Made in Lagos: Deluxe Edition – Wizkid (Nigeria)
For years, Wizkid has been at the forefront of the movement to take Afrobeats to the rest of the world. With the deluxe version of his excellent 2020 studio album Made In Lagos, he delivered. The deluxe edition adds four new songs to its predecessor including a remix of the globe-spanning hit, “Essence”, previously featuring only Tems but now adding Canadian superstar Justin Bieber to the song’s ranks. On this album, Wizkid outpaces any competition and establishes himself as an artist of singular configuration.
Mother Nature – Angelique Kidjo (Benin)
To record her tribute to Mother Earth, Beninese legend and Grammy perennial Angélique Kidjo gathered an army of collaborators, most of them younger and connected to the rising Afrobeats scene. The result is Mother Nature, a fast-moving and pleasurable experiment in staying tuned and keeping up with the times. Kidjo’s pan-African community – including Yemi Alade, Burna Boy, and Sampa the Great – warns about global concerns such as climate change and political unrest, but the overall build of the record is an unabashed celebration of the African diaspora.
Rumble in the Jungle – Scorpion Kings X TRESOR (South Africa)
For their latest collaborative effort, DJ Maphorisa and Kabza de Small, the producing and recording duo known as Scorpion Kings, invite Congolese-born singer TRESOR for a stellar run through of some of the slinkiest Amapiano fusions to be put down this year. Rumble in the Jungle is the fourth merry-go-round for the iconic duo who can – as both solo artists and collaborative acts – take plenty of credit for the current mainstreaming of Amapiano. The record finds interesting and exciting ways of bridging the gap between TRESOR’s soulful vocals and the high-powered energy of dance music.
Subconsciously – Black Coffee (South Africa)
The veteran South African DJ and producer born Nkosinathi Innocent Maphumulo capitalises on the global thirst for sounds from the continent to update his creative reach and broaden his audience. Subconsciously’s twelve tracks are rooted in Black Coffee’s house music origins, only this time slowed enough to accommodate the diverse needs of his array of guest stars. Standouts include “10 missed calls” featuring Pharrell Williams and Jozzy and “Ready for You” with British singer Celeste.

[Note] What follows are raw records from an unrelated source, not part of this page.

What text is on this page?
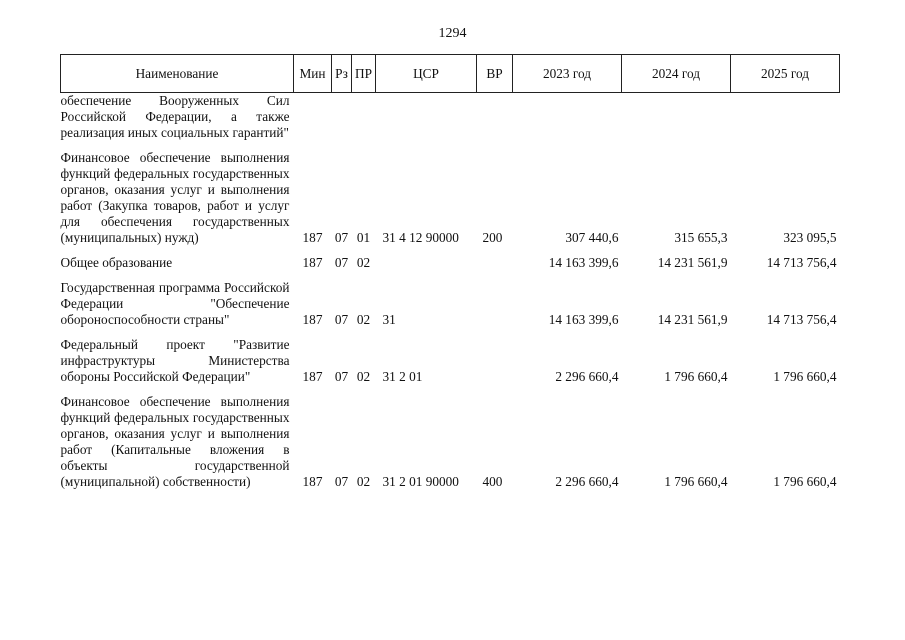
1294
Наименование	Мин	Рз	ПР	ЦСР	ВР	2023 год	2024 год	2025 год
обеспечение Вооруженных Сил Российской Федерации, а также реализация иных социальных гарантий"								
Финансовое обеспечение выполнения функций федеральных государственных органов, оказания услуг и выполнения работ (Закупка товаров, работ и услуг для обеспечения государственных (муниципальных) нужд)	187	07	01	31 4 12 90000	200	307 440,6	315 655,3	323 095,5
Общее образование	187	07	02			14 163 399,6	14 231 561,9	14 713 756,4
Государственная программа Российской Федерации "Обеспечение обороноспособности страны"	187	07	02	31		14 163 399,6	14 231 561,9	14 713 756,4
Федеральный проект "Развитие инфраструктуры Министерства обороны Российской Федерации"	187	07	02	31 2 01		2 296 660,4	1 796 660,4	1 796 660,4
Финансовое обеспечение выполнения функций федеральных государственных органов, оказания услуг и выполнения работ (Капитальные вложения в объекты государственной (муниципальной) собственности)	187	07	02	31 2 01 90000	400	2 296 660,4	1 796 660,4	1 796 660,4
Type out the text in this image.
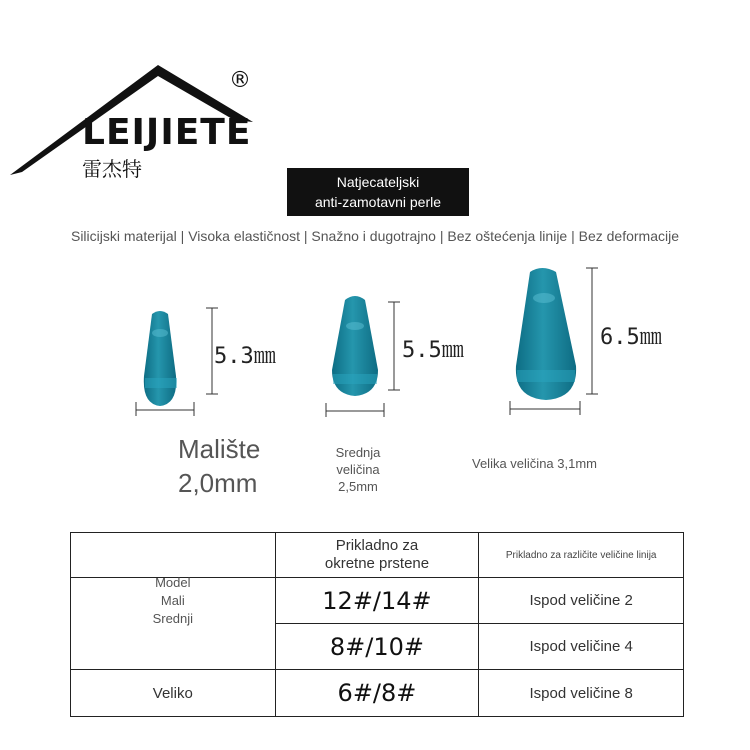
LEIJIETE
雷杰特
®
Natjecateljski
anti-zamotavni perle
Silicijski materijal | Visoka elastičnost | Snažno i dugotrajno | Bez oštećenja linije | Bez deformacije
5.3㎜
Malište
2,0mm
5.5㎜
Srednja
veličina
2,5mm
6.5㎜
Velika veličina 3,1mm

	Prikladno za
okretne prstene	Prikladno za različite veličine linija

Model
Mali
Srednji	12#/14#	Ispod veličine 2
	8#/10#	Ispod veličine 4
Veliko	6#/8#	Ispod veličine 8
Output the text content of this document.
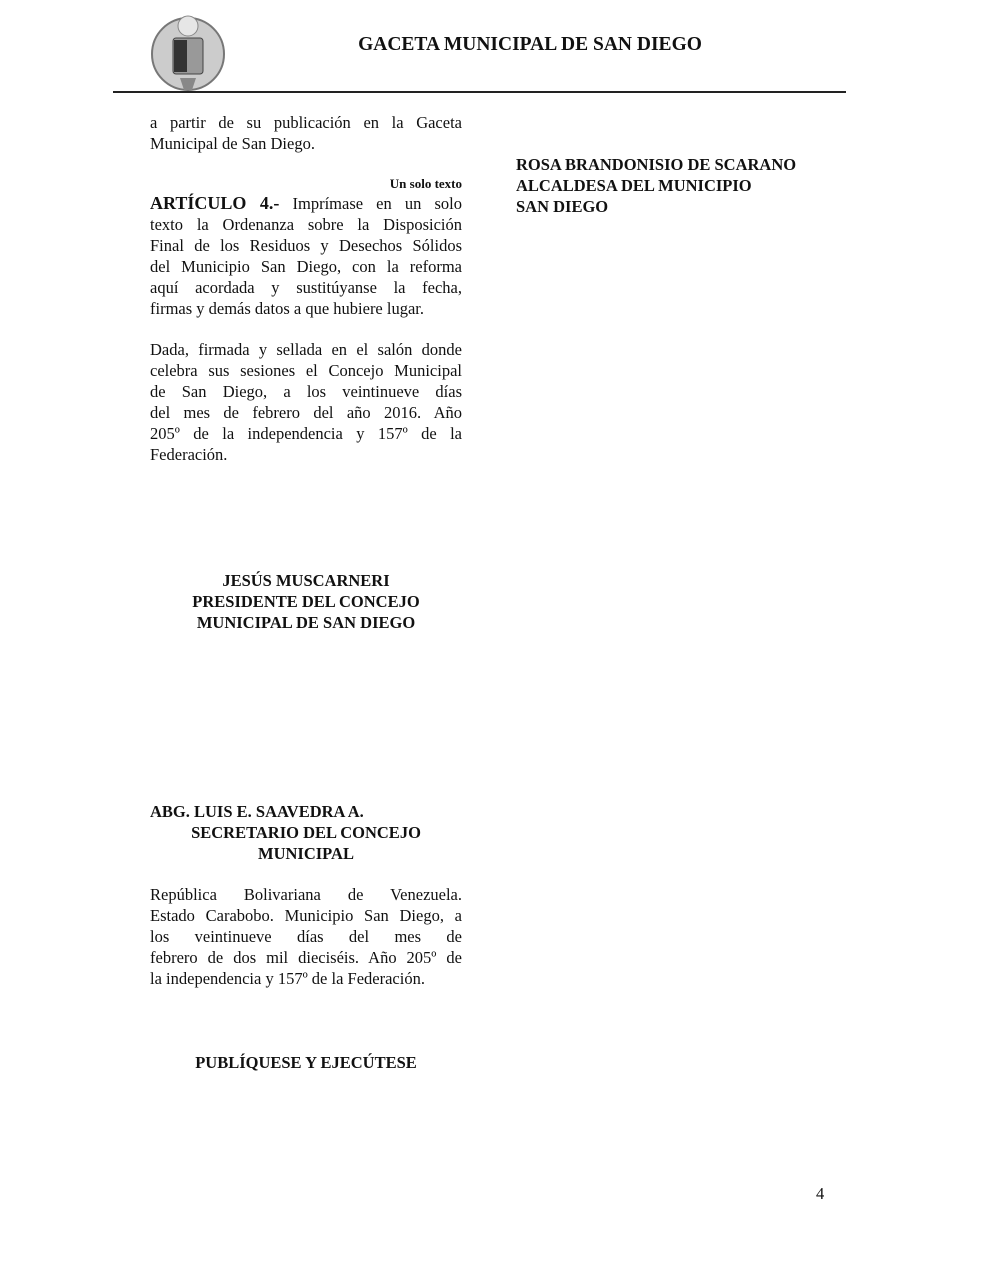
GACETA MUNICIPAL DE SAN DIEGO
a partir de su publicación en la Gaceta
Municipal de San Diego.
Un solo texto
ARTÍCULO 4.- Imprímase en un solo
texto la Ordenanza sobre la Disposición
Final de los Residuos y Desechos Sólidos
del Municipio San Diego, con la reforma
aquí acordada y sustitúyanse la fecha,
firmas y demás datos a que hubiere lugar.
Dada, firmada y sellada en el salón donde
celebra sus sesiones el Concejo Municipal
de San Diego, a los veintinueve días
del mes de febrero del año 2016. Año
205º de la independencia y 157º de la
Federación.
JESÚS MUSCARNERI
PRESIDENTE DEL CONCEJO
MUNICIPAL DE SAN DIEGO
ABG. LUIS E. SAAVEDRA A.
SECRETARIO DEL CONCEJO
MUNICIPAL
República Bolivariana de Venezuela.
Estado Carabobo. Municipio San Diego, a
los veintinueve días del mes de
febrero de dos mil dieciséis. Año 205º de
la independencia y 157º de la Federación.
PUBLÍQUESE Y EJECÚTESE
ROSA BRANDONISIO DE SCARANO
ALCALDESA DEL MUNICIPIO
SAN DIEGO
4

Water & Garri – Tiwa Savage (Nigeria)
On a superb five-track EP that makes efficient use of a roster of guests – including American superstars Nas and Brandy – Nigerian diva Tiwa Savage deepens her artistry and makes entreaties to a new generation of listeners. Water & Garri opens with the record’s finest tune, “Work Fada”, a sweeping 6.26-minute stunner that even her ardent fans probably aren’t quite prepared for. Savage advocates for putting in hard work before working through some complicated feelings particularly on love and loss.